Paris Marathon – The Good

  1. Cheerleaders: Number of spectators through out, literally through out, the course was definitely the best part of the race. And there were ~250,000 of them. Men, women, families, and so many little kids stretching their hands out and waiting for high-five, really kept the runners motivated.
  2. Attractions: How many races go through tourist spots like Eiffel Tower, Louvre, and Seine? OK, to be fair, San Francisco has Golden Gate Bridge and Golden Gate Park, Napa Valley has vineyards lined through out, and Big Sur runs along Highway 1 next to Pacific. In addition, how many races can claim to start and finish at a beautiful venue like Arc de Triomphe?
  3. Mile markers: Mile markers were done really right. They were tall, big bold numbers, and nicely stretched on a frame instead of fluttering flags. They could possibly withstand wind and rain, although the weather was very cooperative. Another important aspect was that there were mile markers, in addition to KM markers. This made it really helpful for the US runners as we are more used to former.
  4. Music: ~100 local bands were playing through out the race. There were very few moments that the music could not be heard.
  5. Corrals: With 50,000 runners (35% outside France and from 183 countries), the corrals were very well organized on Champs de Elysees. The corrals were starting with 3 hour pace, 15 minutes apart, and closed ~15 mins before their start.
  6. Paris Fire Department was sparing water using their hose at several points through out the course. Anybody running a marathon can appreciate the importance of that when the temperature is ~55-60F.
  7. Expo: This was the biggest expo with ~200 booths. It even had a 80m (CHECK) running track to try out new running shoes. There were plenty of clothes, running gear, accessories, etc. All the runner’s name were printed on a wall, and that was quite a crowded destination for everybody.

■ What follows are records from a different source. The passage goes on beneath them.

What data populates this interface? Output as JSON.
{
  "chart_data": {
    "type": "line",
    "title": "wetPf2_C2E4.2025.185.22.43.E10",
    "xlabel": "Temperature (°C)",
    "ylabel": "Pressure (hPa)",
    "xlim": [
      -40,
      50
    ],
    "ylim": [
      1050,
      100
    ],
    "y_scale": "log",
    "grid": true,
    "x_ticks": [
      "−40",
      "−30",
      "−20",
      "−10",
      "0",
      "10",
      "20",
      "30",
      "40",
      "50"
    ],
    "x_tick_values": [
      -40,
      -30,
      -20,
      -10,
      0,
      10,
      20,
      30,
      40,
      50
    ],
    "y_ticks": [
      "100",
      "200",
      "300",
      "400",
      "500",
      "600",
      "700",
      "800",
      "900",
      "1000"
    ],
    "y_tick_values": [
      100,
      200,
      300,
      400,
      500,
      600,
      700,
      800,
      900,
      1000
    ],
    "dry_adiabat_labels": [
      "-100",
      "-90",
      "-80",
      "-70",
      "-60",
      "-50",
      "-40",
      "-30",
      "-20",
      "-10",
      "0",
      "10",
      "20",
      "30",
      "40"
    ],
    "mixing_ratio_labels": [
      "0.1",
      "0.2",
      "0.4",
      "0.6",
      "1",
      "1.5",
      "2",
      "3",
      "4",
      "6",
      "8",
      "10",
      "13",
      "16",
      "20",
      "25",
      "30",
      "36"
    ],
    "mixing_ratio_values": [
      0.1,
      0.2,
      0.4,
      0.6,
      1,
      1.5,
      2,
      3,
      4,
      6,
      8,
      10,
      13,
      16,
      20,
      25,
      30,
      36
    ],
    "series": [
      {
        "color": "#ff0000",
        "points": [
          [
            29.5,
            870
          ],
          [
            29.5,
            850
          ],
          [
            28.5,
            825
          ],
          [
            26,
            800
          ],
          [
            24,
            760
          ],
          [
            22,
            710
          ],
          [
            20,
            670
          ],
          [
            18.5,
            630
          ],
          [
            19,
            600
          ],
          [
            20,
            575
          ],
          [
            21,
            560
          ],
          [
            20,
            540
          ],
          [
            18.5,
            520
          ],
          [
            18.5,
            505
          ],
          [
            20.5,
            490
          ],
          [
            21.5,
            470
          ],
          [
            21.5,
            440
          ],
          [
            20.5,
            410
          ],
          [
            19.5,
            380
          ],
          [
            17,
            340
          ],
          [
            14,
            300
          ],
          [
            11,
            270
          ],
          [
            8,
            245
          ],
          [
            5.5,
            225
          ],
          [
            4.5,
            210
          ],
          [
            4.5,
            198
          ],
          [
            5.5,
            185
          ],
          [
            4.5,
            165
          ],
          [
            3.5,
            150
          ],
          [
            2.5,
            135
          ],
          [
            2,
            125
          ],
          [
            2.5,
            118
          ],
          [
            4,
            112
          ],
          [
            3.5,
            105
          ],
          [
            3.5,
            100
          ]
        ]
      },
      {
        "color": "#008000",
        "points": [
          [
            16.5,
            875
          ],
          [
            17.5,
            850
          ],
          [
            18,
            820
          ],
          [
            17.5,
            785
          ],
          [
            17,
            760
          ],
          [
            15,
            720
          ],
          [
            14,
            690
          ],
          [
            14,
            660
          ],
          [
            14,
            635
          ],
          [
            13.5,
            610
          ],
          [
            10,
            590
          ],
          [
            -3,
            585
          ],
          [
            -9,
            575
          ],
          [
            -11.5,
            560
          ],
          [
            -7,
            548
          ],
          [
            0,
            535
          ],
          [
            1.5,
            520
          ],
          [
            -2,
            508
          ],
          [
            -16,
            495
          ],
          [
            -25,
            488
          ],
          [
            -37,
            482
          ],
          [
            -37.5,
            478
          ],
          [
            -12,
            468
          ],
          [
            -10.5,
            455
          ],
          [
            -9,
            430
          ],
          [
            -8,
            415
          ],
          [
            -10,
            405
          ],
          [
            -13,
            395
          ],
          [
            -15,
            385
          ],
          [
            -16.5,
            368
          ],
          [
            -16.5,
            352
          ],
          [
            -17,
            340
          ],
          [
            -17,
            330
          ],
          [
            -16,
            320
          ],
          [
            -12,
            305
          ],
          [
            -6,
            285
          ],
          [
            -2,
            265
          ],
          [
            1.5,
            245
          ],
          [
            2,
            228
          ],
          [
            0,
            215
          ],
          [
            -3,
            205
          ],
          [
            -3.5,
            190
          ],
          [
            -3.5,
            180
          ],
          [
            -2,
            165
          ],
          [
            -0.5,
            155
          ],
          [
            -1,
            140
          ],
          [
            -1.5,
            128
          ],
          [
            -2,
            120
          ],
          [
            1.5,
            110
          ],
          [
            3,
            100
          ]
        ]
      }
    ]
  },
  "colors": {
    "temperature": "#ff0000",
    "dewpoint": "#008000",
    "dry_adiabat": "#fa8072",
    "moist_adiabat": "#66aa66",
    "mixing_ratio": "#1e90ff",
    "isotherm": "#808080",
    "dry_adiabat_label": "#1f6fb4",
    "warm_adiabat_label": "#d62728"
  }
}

Paris Marathon – Areas of Improvement

  1. 436,497 number of plastic bottles with almost a million liters water were handed throughout the course. Based upon my personal observation, ~30% of the water was wasted. California is going through fourth year of drought, and there are several countries with severe water shortage. Hey, these places can take all the water! And plastic, really? Use paper glasses, runners and mother nature would love you for ever.
  2. Sports drinks (Powerade) were offered only once during the entire course. Plain water does not supplement the electrolytes lost during the race and so they should be offered at each water stand, in addition to water. That’s what I’ve experienced in all the US races so far.
  3. Water stations were at ~5k. This is fine for the first 15 miles, but they need to more frequent in the later miles.
  4. Pre-cut bananas were offered at each water stand. But banana peels and cobble stone do not make a good combination. Pre-peeled would be preferred.
  5. Finishers shirt was given after the finish line. It should instead be given at the Expo as that is more convenient.
  6. Only a limited number of food stalls were at the Expo. And also no place to hydrate.
  7. Communication on the pacing strategy with the pacer was futile as they didn’t know how to speak English.

This race made me create a new bucket list item, and that is to run a marathon in all seven continents. North America and Europe are now checked, lets see which one will be the next one.

I also like the idea of Conference Driven Marathon as suggested in the following tweet:

Lets see which conference is going to align their schedule with a marathon. Conference organizers, game on 😉

You are definitely missing out if you’ve never run this race. Its a big race, go run it!